When you tell someone that one of your parents is a narcissist, most people don’t really understand how big of a deal that is. They probably assume that you mean they spend a lot of time looking in the mirror, or perhaps trying to make everything about them, but that’s just not how it works.
Of course, I think the idea of having a narcissistic parent or partner is becoming more mainstream, thanks to the age of mental health openness and all us millennials blogging about our problems.
I grew up under the hand of a man who was controlling, but not just in the “Here let me do it” kind of way. In the, “You act, speak, live, dress and feel only how I tell you. If you don’t, not only will I lash out, put you down and punish you, but I will make sure everyone else feels that way about you too.”
I was never good enough unless I achieved perfection, which was defined by a standard that was unachievable. Not because I didn’t want to be that perfect person for him, but because I just didn’t have the ability to be that person. I wasn’t smart enough, talented enough, strong enough, fast enough; I had too many of my own ideas, too much of a backbone.
As a child, before I hit puberty, I was an angel. I was easily molded, manipulated and crafted into the perfect child. I didn’t have the nerve to fight back or to question his authority, and that meant peace, for me, was usually possible. As long as I behaved well, made him look good, and didn’t question him, I was the picturesque little girl.
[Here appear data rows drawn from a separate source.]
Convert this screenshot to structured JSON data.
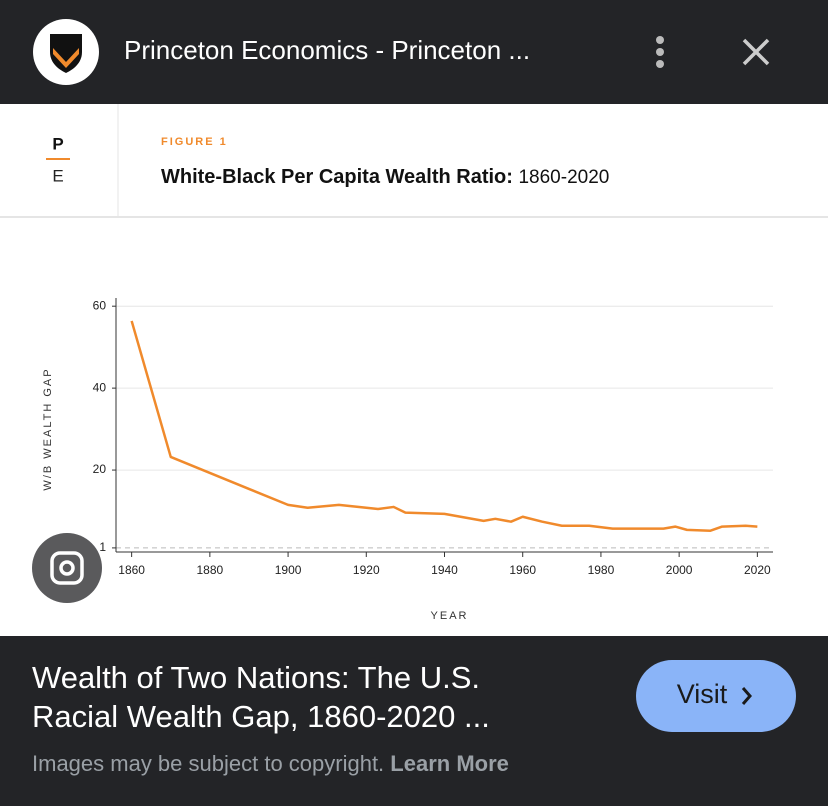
{
  "header": {
    "title": "Princeton Economics - Princeton ..."
  },
  "logo": {
    "top": "P",
    "bottom": "E"
  },
  "chart_data": {
    "type": "line",
    "figure_label": "FIGURE 1",
    "title": "White-Black Per Capita Wealth Ratio:",
    "title_years": "1860-2020",
    "x_label": "YEAR",
    "y_label": "W/B WEALTH GAP",
    "x": [
      1860,
      1870,
      1880,
      1890,
      1900,
      1905,
      1913,
      1920,
      1923,
      1927,
      1930,
      1940,
      1950,
      1953,
      1957,
      1960,
      1965,
      1970,
      1977,
      1983,
      1996,
      1999,
      2002,
      2008,
      2011,
      2017,
      2020
    ],
    "series": [
      {
        "color": "#f08a2c",
        "values": [
          56.4,
          23.2,
          19.3,
          15.4,
          11.5,
          10.8,
          11.5,
          10.8,
          10.5,
          11.0,
          9.6,
          9.3,
          7.6,
          8.1,
          7.4,
          8.6,
          7.4,
          6.4,
          6.4,
          5.7,
          5.7,
          6.2,
          5.4,
          5.2,
          6.2,
          6.4,
          6.2
        ]
      }
    ],
    "xlim": [
      1856,
      2024
    ],
    "ylim": [
      0,
      62
    ],
    "xticks": [
      1860,
      1880,
      1900,
      1920,
      1940,
      1960,
      1980,
      2000,
      2020
    ],
    "yticks": [
      1,
      20,
      40,
      60
    ],
    "grid": true
  },
  "footer": {
    "title_lines": [
      "Wealth of Two Nations: The U.S.",
      "Racial Wealth Gap, 1860-2020 ..."
    ],
    "button": "Visit",
    "notice": "Images may be subject to copyright.",
    "link": "Learn More"
  }
}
But, as I grew up, I started to feel the wrath of breaking outside of his ideal mold. His fits of rage over small moments were unpredictable, yet strangely predictable. He would resort to physical violence if he felt raising his voice wasn’t enough to make a point. He’d throw things, break things, take things, do whatever he could to prove he was not only the alpha, but he really didn’t appreciate you making him feel less than the perfect man he thought he was.
Once I got to the age where I could tell I didn’t deserve to be treated that way, my parents were already separated. I had weekend visits, and it got to the point where I didn’t want to go anymore. He didn’t respect me, he didn’t respect my siblings, and I didn’t want to be around someone who felt the only way I could gain his love was if I fit into his ideals of perfection. It was his way, or the highway.
And I chose the highway.
At the age of 15 I was disowned by not only my father, but by all of his family. They resented me, cut me out of holiday gatherings, and I was no longer supported by any of them. I was fortunate to have a mother who didn’t let his vicious ways beat her down, and an amazing boyfriend who kept me sane during a time in my life that was very, very hard to understand.
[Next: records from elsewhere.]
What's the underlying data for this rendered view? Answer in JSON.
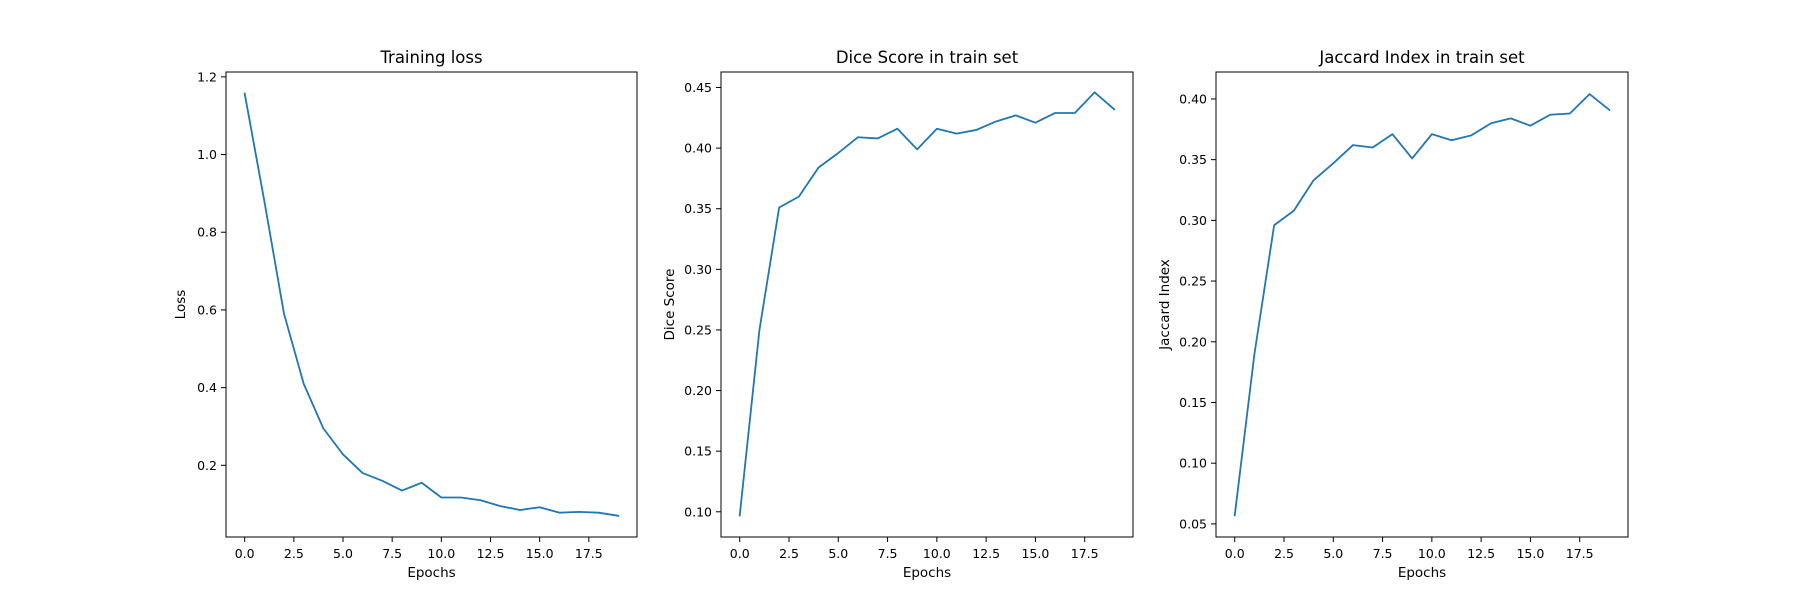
{
  "figure": {
    "line_color": "#1f77b4",
    "axis_color": "#000000",
    "background": "#ffffff"
  },
  "chart_data": [
    {
      "type": "line",
      "title": "Training loss",
      "xlabel": "Epochs",
      "ylabel": "Loss",
      "xlim": [
        -0.95,
        19.95
      ],
      "ylim": [
        0.0154,
        1.2125
      ],
      "xticks": [
        0.0,
        2.5,
        5.0,
        7.5,
        10.0,
        12.5,
        15.0,
        17.5
      ],
      "xtick_labels": [
        "0.0",
        "2.5",
        "5.0",
        "7.5",
        "10.0",
        "12.5",
        "15.0",
        "17.5"
      ],
      "yticks": [
        0.2,
        0.4,
        0.6,
        0.8,
        1.0,
        1.2
      ],
      "ytick_labels": [
        "0.2",
        "0.4",
        "0.6",
        "0.8",
        "1.0",
        "1.2"
      ],
      "grid": false,
      "series": [
        {
          "x": [
            0,
            1,
            2,
            3,
            4,
            5,
            6,
            7,
            8,
            9,
            10,
            11,
            12,
            13,
            14,
            15,
            16,
            17,
            18,
            19
          ],
          "values": [
            1.157,
            0.88,
            0.59,
            0.41,
            0.295,
            0.228,
            0.18,
            0.16,
            0.135,
            0.155,
            0.117,
            0.117,
            0.11,
            0.095,
            0.085,
            0.092,
            0.078,
            0.08,
            0.078,
            0.07
          ]
        }
      ]
    },
    {
      "type": "line",
      "title": "Dice Score in train set",
      "xlabel": "Epochs",
      "ylabel": "Dice Score",
      "xlim": [
        -0.95,
        19.95
      ],
      "ylim": [
        0.0792,
        0.4628
      ],
      "xticks": [
        0.0,
        2.5,
        5.0,
        7.5,
        10.0,
        12.5,
        15.0,
        17.5
      ],
      "xtick_labels": [
        "0.0",
        "2.5",
        "5.0",
        "7.5",
        "10.0",
        "12.5",
        "15.0",
        "17.5"
      ],
      "yticks": [
        0.1,
        0.15,
        0.2,
        0.25,
        0.3,
        0.35,
        0.4,
        0.45
      ],
      "ytick_labels": [
        "0.10",
        "0.15",
        "0.20",
        "0.25",
        "0.30",
        "0.35",
        "0.40",
        "0.45"
      ],
      "grid": false,
      "series": [
        {
          "x": [
            0,
            1,
            2,
            3,
            4,
            5,
            6,
            7,
            8,
            9,
            10,
            11,
            12,
            13,
            14,
            15,
            16,
            17,
            18,
            19
          ],
          "values": [
            0.097,
            0.25,
            0.351,
            0.36,
            0.384,
            0.396,
            0.409,
            0.408,
            0.416,
            0.399,
            0.416,
            0.412,
            0.415,
            0.422,
            0.427,
            0.421,
            0.429,
            0.429,
            0.446,
            0.432
          ]
        }
      ]
    },
    {
      "type": "line",
      "title": "Jaccard Index in train set",
      "xlabel": "Epochs",
      "ylabel": "Jaccard Index",
      "xlim": [
        -0.95,
        19.95
      ],
      "ylim": [
        0.0392,
        0.4222
      ],
      "xticks": [
        0.0,
        2.5,
        5.0,
        7.5,
        10.0,
        12.5,
        15.0,
        17.5
      ],
      "xtick_labels": [
        "0.0",
        "2.5",
        "5.0",
        "7.5",
        "10.0",
        "12.5",
        "15.0",
        "17.5"
      ],
      "yticks": [
        0.05,
        0.1,
        0.15,
        0.2,
        0.25,
        0.3,
        0.35,
        0.4
      ],
      "ytick_labels": [
        "0.05",
        "0.10",
        "0.15",
        "0.20",
        "0.25",
        "0.30",
        "0.35",
        "0.40"
      ],
      "grid": false,
      "series": [
        {
          "x": [
            0,
            1,
            2,
            3,
            4,
            5,
            6,
            7,
            8,
            9,
            10,
            11,
            12,
            13,
            14,
            15,
            16,
            17,
            18,
            19
          ],
          "values": [
            0.057,
            0.19,
            0.296,
            0.308,
            0.333,
            0.347,
            0.362,
            0.36,
            0.371,
            0.351,
            0.371,
            0.366,
            0.37,
            0.38,
            0.384,
            0.378,
            0.387,
            0.388,
            0.404,
            0.391
          ]
        }
      ]
    }
  ]
}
I had fallen from grace. I was no longer this cherished person, but someone cast aside because I dared to have my own voice. I had been demoted from the daughter he was proud of to, “Oh, her? We don’t talk about her.” At 15, that’s a hard realization to grasp.
This story line is, of course, just a small snippet of what life was like with him. There’s not enough space in the internet world to write down every moment he put me and my family through. But, I think it’s something that if you grew up with a parent like this, or have dated someone who is like this, you just get it. I don’t need to give you details, you just know that feeling.
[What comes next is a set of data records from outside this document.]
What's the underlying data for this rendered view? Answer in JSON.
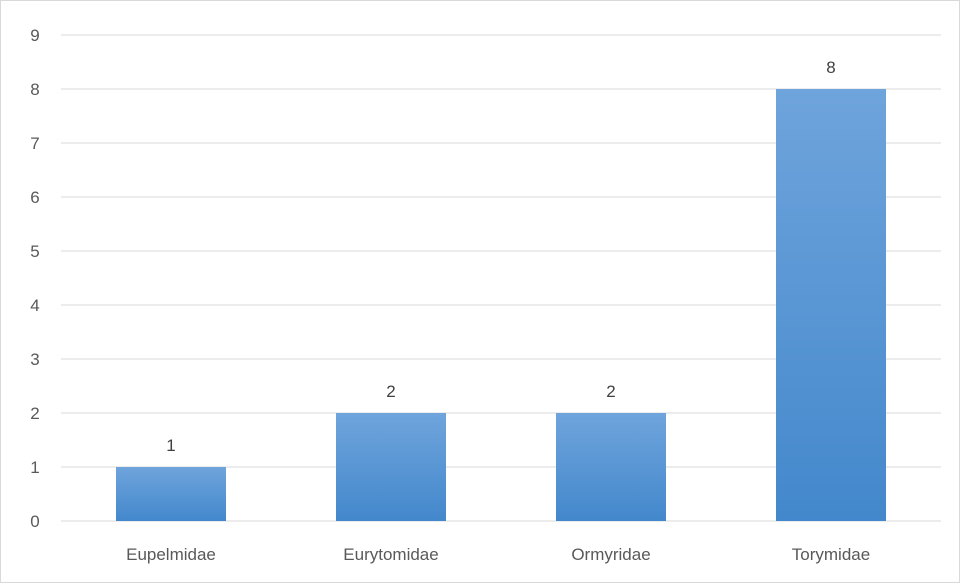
{
  "chart_data": {
    "type": "bar",
    "title": "",
    "xlabel": "",
    "ylabel": "",
    "categories": [
      "Eupelmidae",
      "Eurytomidae",
      "Ormyridae",
      "Torymidae"
    ],
    "values": [
      1,
      2,
      2,
      8
    ],
    "ylim": [
      0,
      9
    ],
    "yticks": [
      "0",
      "1",
      "2",
      "3",
      "4",
      "5",
      "6",
      "7",
      "8",
      "9"
    ],
    "data_labels": [
      "1",
      "2",
      "2",
      "8"
    ],
    "grid": true,
    "legend": "none",
    "bar_color_top": "#6fa4dc",
    "bar_color_bottom": "#4388cc"
  }
}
You understand the fear that came from them coming home after work and not knowing how they were going to respond. Were they happy, sad, mad? Should I give them space, or should I approach them like any normal person would?
You understand the relief, happiness and guilt you felt when you knew they were leaving for a business trip and wouldn’t be home for a week. Knowing for one week, you could relax, sit back, and do your best to not stress every moment they were gone. There was a part of you that was happy they were gone, but at the same time, you had become so dependent on them telling you how to be and what to do, that it almost felt wrong not having them there.
You just get how everything you say, do, and believe is scrutinized, picked apart, and destroyed. How nothing you do will ever be good enough, because even when you’ve finally gotten to the top of the summit, you didn’t do it just right.
Most of all, you just know the feeling of the life draining negativity that radiated from their presence, and the long road to recovery that comes from suffering through that for years. The unconscious reactions to seemingly normal moments that create issues in relationships, both romantically and platonically.
For those of you who dealt with it as a child, you know just how much living under a roof with that person day in and day out has shaped your view on the world. My mental health would be in a much different state if I had grown up in a family without that daily turmoil and stress.
But there is just something about knowing that if none of this had happened, I wouldn’t have the skills, knowledge and strength that I have today. So as much as I hated what he put me and my family through for years, I almost have to thank him. He taught me a valuable lesson of how to stand strong for what I believe in when it would have been easier to cave; he showed me the kind of person not to be.
And that’s the biggest reason I can find to be thankful.